Base class for groups#

class sage.groups.group.AbelianGroup#

Bases: Group

Generic abelian group.

is_abelian()#

Return True.

EXAMPLES:

sage: from sage.groups.group import AbelianGroup
sage: G = AbelianGroup()
sage: G.is_abelian()
True

class sage.groups.group.AlgebraicGroup#: Bases: Group

class sage.groups.group.FiniteGroup#

Bases: Group

Generic finite group.

is_finite()#

Return True.

EXAMPLES:

sage: from sage.groups.group import FiniteGroup
sage: G = FiniteGroup()
sage: G.is_finite()
True

class sage.groups.group.Group#

Bases: Parent

Base class for all groups

is_abelian()#

Test whether this group is abelian.

EXAMPLES:

sage: from sage.groups.group import Group
sage: G = Group()
sage: G.is_abelian()
Traceback (most recent call last):
...
NotImplementedError

is_commutative()#

Test whether this group is commutative.

This is an alias for is_abelian, largely to make groups work well with the Factorization class.

(Note for developers: Derived classes should override is_abelian, not is_commutative.)

EXAMPLES:

sage: SL(2, 7).is_commutative()                                             # needs sage.libs.gap sage.modules sage.rings.finite_rings
False

is_finite()#

Returns True if this group is finite.

EXAMPLES:

sage: from sage.groups.group import Group
sage: G = Group()
sage: G.is_finite()
Traceback (most recent call last):
...
NotImplementedError

is_multiplicative()#

Returns True if the group operation is given by * (rather than +).

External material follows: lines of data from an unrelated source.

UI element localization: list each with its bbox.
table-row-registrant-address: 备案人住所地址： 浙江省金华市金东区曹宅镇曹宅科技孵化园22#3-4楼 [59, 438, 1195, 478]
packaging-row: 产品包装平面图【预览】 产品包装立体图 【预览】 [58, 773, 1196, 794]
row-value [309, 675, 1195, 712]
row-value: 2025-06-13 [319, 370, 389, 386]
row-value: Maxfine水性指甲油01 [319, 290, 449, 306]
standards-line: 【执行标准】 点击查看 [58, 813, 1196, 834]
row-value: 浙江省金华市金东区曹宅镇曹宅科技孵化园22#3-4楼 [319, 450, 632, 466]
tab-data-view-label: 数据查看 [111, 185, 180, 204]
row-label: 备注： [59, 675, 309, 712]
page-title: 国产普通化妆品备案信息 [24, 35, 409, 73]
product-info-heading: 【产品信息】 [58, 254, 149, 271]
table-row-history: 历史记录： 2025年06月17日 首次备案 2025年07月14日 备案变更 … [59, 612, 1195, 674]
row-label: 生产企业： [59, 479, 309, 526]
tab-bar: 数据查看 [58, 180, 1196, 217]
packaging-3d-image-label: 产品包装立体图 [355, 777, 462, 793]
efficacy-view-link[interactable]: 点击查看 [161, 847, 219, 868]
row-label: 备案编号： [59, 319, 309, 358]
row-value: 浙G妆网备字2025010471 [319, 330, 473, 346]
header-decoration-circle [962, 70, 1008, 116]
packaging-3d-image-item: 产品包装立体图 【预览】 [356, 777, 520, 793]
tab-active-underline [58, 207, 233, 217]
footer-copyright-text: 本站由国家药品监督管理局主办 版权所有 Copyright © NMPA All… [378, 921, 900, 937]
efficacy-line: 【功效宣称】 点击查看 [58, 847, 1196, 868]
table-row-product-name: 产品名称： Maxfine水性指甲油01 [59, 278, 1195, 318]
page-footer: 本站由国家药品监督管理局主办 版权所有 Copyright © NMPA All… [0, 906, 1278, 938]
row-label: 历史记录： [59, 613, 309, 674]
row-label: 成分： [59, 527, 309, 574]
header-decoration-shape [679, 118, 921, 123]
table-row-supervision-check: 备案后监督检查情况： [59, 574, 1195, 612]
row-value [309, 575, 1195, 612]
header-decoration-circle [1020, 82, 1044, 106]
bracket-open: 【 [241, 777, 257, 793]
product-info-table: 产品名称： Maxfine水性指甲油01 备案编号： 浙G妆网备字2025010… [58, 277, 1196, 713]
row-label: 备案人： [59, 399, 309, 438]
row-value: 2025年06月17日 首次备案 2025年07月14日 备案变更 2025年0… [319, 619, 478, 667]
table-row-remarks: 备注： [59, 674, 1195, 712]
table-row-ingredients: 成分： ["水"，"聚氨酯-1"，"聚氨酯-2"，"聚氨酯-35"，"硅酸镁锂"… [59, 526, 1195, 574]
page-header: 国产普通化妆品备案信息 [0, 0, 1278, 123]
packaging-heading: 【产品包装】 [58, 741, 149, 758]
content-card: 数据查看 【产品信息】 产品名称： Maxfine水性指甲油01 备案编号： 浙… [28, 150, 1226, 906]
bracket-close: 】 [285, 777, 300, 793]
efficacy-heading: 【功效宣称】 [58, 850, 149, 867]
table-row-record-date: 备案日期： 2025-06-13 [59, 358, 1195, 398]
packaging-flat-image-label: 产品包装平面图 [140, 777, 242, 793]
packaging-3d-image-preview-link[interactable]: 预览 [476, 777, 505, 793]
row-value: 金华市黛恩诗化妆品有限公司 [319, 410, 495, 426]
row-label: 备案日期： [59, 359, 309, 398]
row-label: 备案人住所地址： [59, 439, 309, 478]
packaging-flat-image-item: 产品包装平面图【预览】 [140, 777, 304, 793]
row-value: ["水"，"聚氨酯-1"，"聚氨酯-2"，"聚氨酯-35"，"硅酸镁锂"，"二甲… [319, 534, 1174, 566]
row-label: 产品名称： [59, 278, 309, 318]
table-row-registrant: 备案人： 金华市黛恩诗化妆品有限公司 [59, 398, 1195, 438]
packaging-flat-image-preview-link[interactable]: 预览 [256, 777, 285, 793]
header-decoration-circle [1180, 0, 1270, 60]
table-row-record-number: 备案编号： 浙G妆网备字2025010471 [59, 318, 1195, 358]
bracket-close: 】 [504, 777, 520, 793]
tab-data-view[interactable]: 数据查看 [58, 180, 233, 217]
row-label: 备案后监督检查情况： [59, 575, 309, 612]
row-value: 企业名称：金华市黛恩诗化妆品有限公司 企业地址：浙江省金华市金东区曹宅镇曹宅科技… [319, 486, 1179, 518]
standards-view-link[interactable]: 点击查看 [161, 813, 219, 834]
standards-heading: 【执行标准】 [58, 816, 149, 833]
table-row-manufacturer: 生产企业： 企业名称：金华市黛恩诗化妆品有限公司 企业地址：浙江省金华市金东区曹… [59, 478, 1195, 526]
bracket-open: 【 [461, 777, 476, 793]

Override for additive groups.

EXAMPLES:

sage: from sage.groups.group import Group
sage: G = Group()
sage: G.is_multiplicative()
True

is_trivial()#

Return True if this group is the trivial group.

A group is trivial, if it consists only of the identity element.

Warning

It is in principle undecidable whether a group is trivial, for example, if the group is given by a finite presentation. Thus, this method may not terminate.

EXAMPLES:

sage: groups.presentation.Cyclic(1).is_trivial()
True

sage: G.<a,b> = FreeGroup('a, b')
sage: H = G / (a^2, b^3, a*b*~a*~b)
sage: H.is_trivial()
False

A non-trivial presentation of the trivial group:

sage: F.<a,b> = FreeGroup()
sage: J = F / ((~a)*b*a*(~b)^2, (~b)*a*b*(~a)^2)
sage: J.is_trivial()
True

order()#

Return the number of elements of this group.

This is either a positive integer or infinity.

EXAMPLES:

sage: from sage.groups.group import Group
sage: G = Group()
sage: G.order()
Traceback (most recent call last):
...
NotImplementedError

quotient(H, **kwds)#

Return the quotient of this group by the normal subgroup \(H\).

EXAMPLES:

sage: from sage.groups.group import Group
sage: G = Group()
sage: G.quotient(G)
Traceback (most recent call last):
...
NotImplementedError

sage.groups.group.is_Group(x)#

Return whether x is a group object.

INPUT:

x – anything.

OUTPUT:

Boolean.

EXAMPLES:

sage: F.<a,b> = FreeGroup()                                                     # needs sage.groups
sage: from sage.groups.group import is_Group
sage: is_Group(F)                                                               # needs sage.groups
True
sage: is_Group("a string")
False